R1:  ch 2, 6 sc in 2nd ch from hook
R2:  *2 sc in next st* - repeat 6 times (12st)
R3:  *sc in first st, 2 sc in next st* - repeat 6 times (18st)
R4:  *sc in first 2 st, 2 sc in next st* - repeat 6 times (24st)
R5-R10:  24 sc
R11:  *decrease, 2 sc * - repeat 6 times (18 st)
R12:  *decrease, 1 sc* - repeat 6 times (12 st)
R13:   *decrease* - repeat 6 times, fasten off

Legs - make 4 with grey yarn
R1:  ch 2, 6 sc in 2nd ch from hook
R2:  *2 sc in next st* - repeat 6 times (12st)
R3-R8 - 12 sc, fasten off, stuff lightly, and leave a long tail for sewing.

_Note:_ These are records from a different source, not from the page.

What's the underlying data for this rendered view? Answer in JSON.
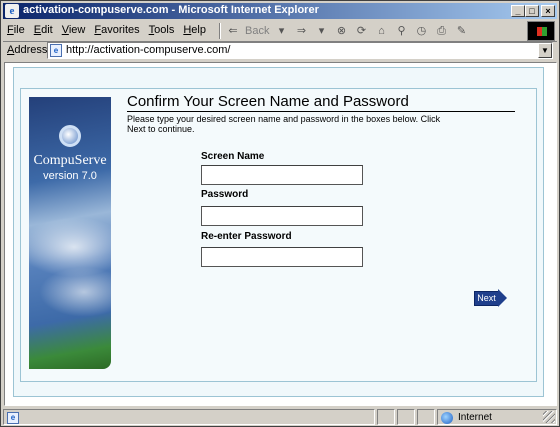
{
  "window": {
    "title": "activation-compuserve.com - Microsoft Internet Explorer",
    "min_glyph": "_",
    "max_glyph": "□",
    "close_glyph": "×"
  },
  "menu": [
    "File",
    "Edit",
    "View",
    "Favorites",
    "Tools",
    "Help"
  ],
  "toolbar": {
    "back_label": "Back",
    "icons": [
      "back-arrow-icon",
      "forward-arrow-icon",
      "stop-icon",
      "refresh-icon",
      "home-icon",
      "search-icon",
      "history-icon",
      "print-icon",
      "edit-icon"
    ]
  },
  "address": {
    "label": "Address",
    "url": "http://activation-compuserve.com/"
  },
  "sidebar": {
    "brand": "CompuServe",
    "version": "version 7.0"
  },
  "form": {
    "title": "Confirm Your Screen Name and Password",
    "instructions": "Please type your desired screen name and password in the boxes below. Click Next to continue.",
    "fields": [
      {
        "label": "Screen Name",
        "value": ""
      },
      {
        "label": "Password",
        "value": ""
      },
      {
        "label": "Re-enter Password",
        "value": ""
      }
    ],
    "next_label": "Next"
  },
  "status": {
    "zone": "Internet"
  },
  "colors": {
    "titlebar_start": "#0a246a",
    "titlebar_end": "#a6caf0",
    "next_button": "#1f3f8c",
    "frame_border": "#9cc4d4"
  }
}
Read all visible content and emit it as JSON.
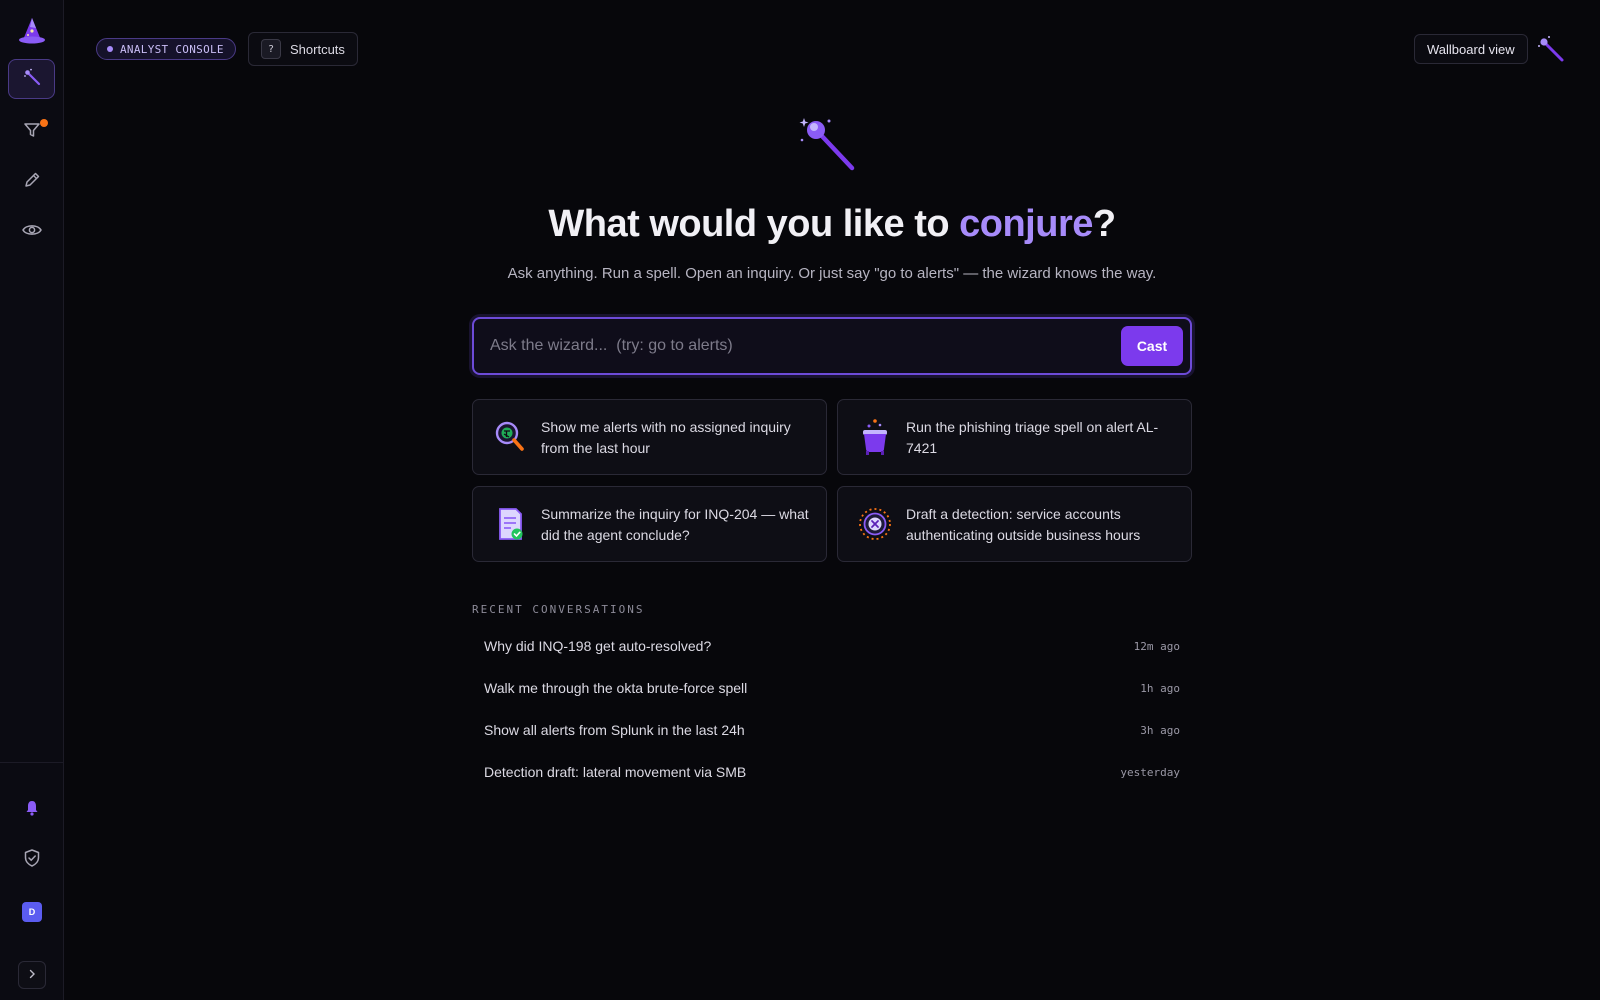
{
  "topbar": {
    "console_label": "ANALYST CONSOLE",
    "shortcuts_key": "?",
    "shortcuts_label": "Shortcuts",
    "wallboard_label": "Wallboard view"
  },
  "sidebar": {
    "avatar_initial": "D",
    "filter_badge_color": "#f97316"
  },
  "hero": {
    "headline_prefix": "What would you like to ",
    "headline_accent": "conjure",
    "headline_suffix": "?",
    "subline": "Ask anything. Run a spell. Open an inquiry. Or just say \"go to alerts\" — the wizard knows the way."
  },
  "search": {
    "placeholder": "Ask the wizard...  (try: go to alerts)",
    "value": "",
    "cast_label": "Cast"
  },
  "suggestions": [
    {
      "icon": "magnifier-icon",
      "text": "Show me alerts with no assigned inquiry from the last hour"
    },
    {
      "icon": "cauldron-icon",
      "text": "Run the phishing triage spell on alert AL-7421"
    },
    {
      "icon": "scroll-icon",
      "text": "Summarize the inquiry for INQ-204 — what did the agent conclude?"
    },
    {
      "icon": "rune-circle-icon",
      "text": "Draft a detection: service accounts authenticating outside business hours"
    }
  ],
  "recent": {
    "heading": "RECENT CONVERSATIONS",
    "items": [
      {
        "title": "Why did INQ-198 get auto-resolved?",
        "time": "12m ago"
      },
      {
        "title": "Walk me through the okta brute-force spell",
        "time": "1h ago"
      },
      {
        "title": "Show all alerts from Splunk in the last 24h",
        "time": "3h ago"
      },
      {
        "title": "Detection draft: lateral movement via SMB",
        "time": "yesterday"
      }
    ]
  },
  "colors": {
    "accent": "#a78bfa",
    "brand": "#7c3aed",
    "background": "#07070b"
  }
}
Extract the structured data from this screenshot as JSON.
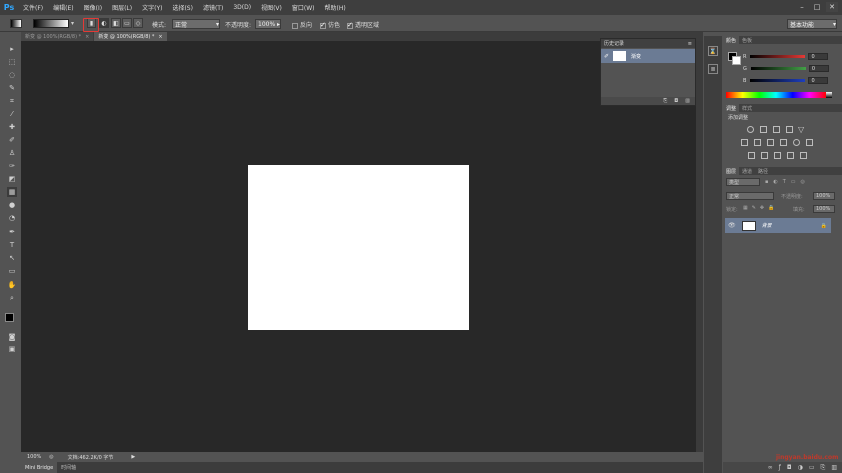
{
  "app": {
    "logo": "Ps"
  },
  "menu": [
    "文件(F)",
    "编辑(E)",
    "图像(I)",
    "图层(L)",
    "文字(Y)",
    "选择(S)",
    "滤镜(T)",
    "3D(D)",
    "视图(V)",
    "窗口(W)",
    "帮助(H)"
  ],
  "options": {
    "mode_label": "模式:",
    "mode_value": "正常",
    "opacity_label": "不透明度:",
    "opacity_value": "100%",
    "reverse_label": "反向",
    "dither_label": "仿色",
    "transparency_label": "透明区域",
    "workspace": "基本功能"
  },
  "tabs": [
    {
      "label": "新变 @ 100%(RGB/8) *"
    },
    {
      "label": "新变 @ 100%(RGB/8) *"
    }
  ],
  "history": {
    "tabs": [
      "历史记录"
    ],
    "state_label": "渐变"
  },
  "color_panel": {
    "tabs": [
      "颜色",
      "色板"
    ],
    "channels": [
      {
        "label": "R",
        "value": "0",
        "color": "#e53935"
      },
      {
        "label": "G",
        "value": "0",
        "color": "#43a047"
      },
      {
        "label": "B",
        "value": "0",
        "color": "#1e3fbf"
      }
    ]
  },
  "adjust_panel": {
    "tabs": [
      "调整",
      "样式"
    ],
    "title": "添加调整"
  },
  "layers_panel": {
    "tabs": [
      "图层",
      "通道",
      "路径"
    ],
    "filter_label": "类型",
    "blend_mode": "正常",
    "opacity_label": "不透明度:",
    "opacity_value": "100%",
    "lock_label": "锁定:",
    "fill_label": "填充:",
    "fill_value": "100%",
    "layer_name": "背景"
  },
  "status": {
    "zoom": "100%",
    "doc_info": "文档:462.2K/0 字节"
  },
  "bottom_tabs": [
    "Mini Bridge",
    "时间轴"
  ],
  "watermark": "jingyan.baidu.com",
  "colors": {
    "accent_red": "#e53935",
    "selection_blue": "#6b7b94"
  }
}
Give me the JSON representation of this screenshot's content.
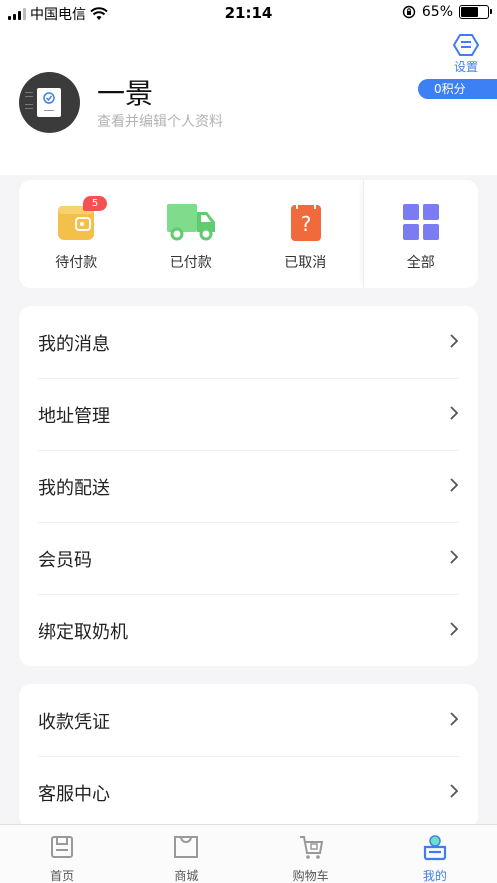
{
  "status_bar": {
    "carrier": "中国电信",
    "time": "21:14",
    "battery": "65%"
  },
  "profile": {
    "name": "一景",
    "subtitle": "查看并编辑个人资料"
  },
  "settings": {
    "label": "设置"
  },
  "points": {
    "label": "0积分"
  },
  "orders": {
    "pending": {
      "label": "待付款",
      "badge": "5"
    },
    "paid": {
      "label": "已付款"
    },
    "cancelled": {
      "label": "已取消"
    },
    "all": {
      "label": "全部"
    }
  },
  "menu": {
    "group1": [
      {
        "label": "我的消息"
      },
      {
        "label": "地址管理"
      },
      {
        "label": "我的配送"
      },
      {
        "label": "会员码"
      },
      {
        "label": "绑定取奶机"
      }
    ],
    "group2": [
      {
        "label": "收款凭证"
      },
      {
        "label": "客服中心"
      }
    ]
  },
  "tabbar": {
    "home": "首页",
    "mall": "商城",
    "cart": "购物车",
    "mine": "我的",
    "active": "mine"
  },
  "colors": {
    "accent": "#3f7ef0",
    "badge": "#f45252",
    "pending_icon": "#f4c04a",
    "paid_icon": "#5fcd6f",
    "cancelled_icon": "#f06a3c",
    "all_icon": "#7b7cf2"
  }
}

Tail - make 1 with grey yarn

R1:  ch 2, 6 sc in 2nd ch from hook
R2:  *2 sc in next st* - repeat 6 times (12st)
R3-R5 - 12 sc, fasten off and leave a long tail for sewing

Assembly - see picture for details:

 


Head
Sew the ears onto the white 'cap' part of the head.  Next, attach the white cap onto the grey head.  Attach the white cap by sewing around.

Next, place the head at the end of the body and secure by sewing on top of the body.
Sew the legs onto the body

Sew the tail on the end of the body
Collar - make with red yarn
chain 30, fasten off.  String jingle bell onto the chain and tie around the lamb's neck


Friday, January 02, 2015

Warm baby booties


If you're looking to make a quick gift for a baby, there is nothing easier or cuter than crocheting a pair of warm booties.

If you use chunky yarns with a weight of 5 or 6, you will end up with a a larger bootie that can fit up to a year old.

Materials:

Lions Brand Wool-Ease Thick and Quick in charcoal grey
Bernat pipsqeek yarn in white
5.5 mm crochet hook
Yarn needle

I used a pattern from Repeat Crafter Me as a start for the shoe part of the boot.  Follow the pattern up
 to round 9.

Round 10-11:  Chain 2, then double crochet around.  Join to the first stitch.

Round 12:  Fasten off.  Use a furry yarn (such as Bernat Pipsqueek) in white.  Join and single crochet around to form a cuff.  Fasten off and sew in ends.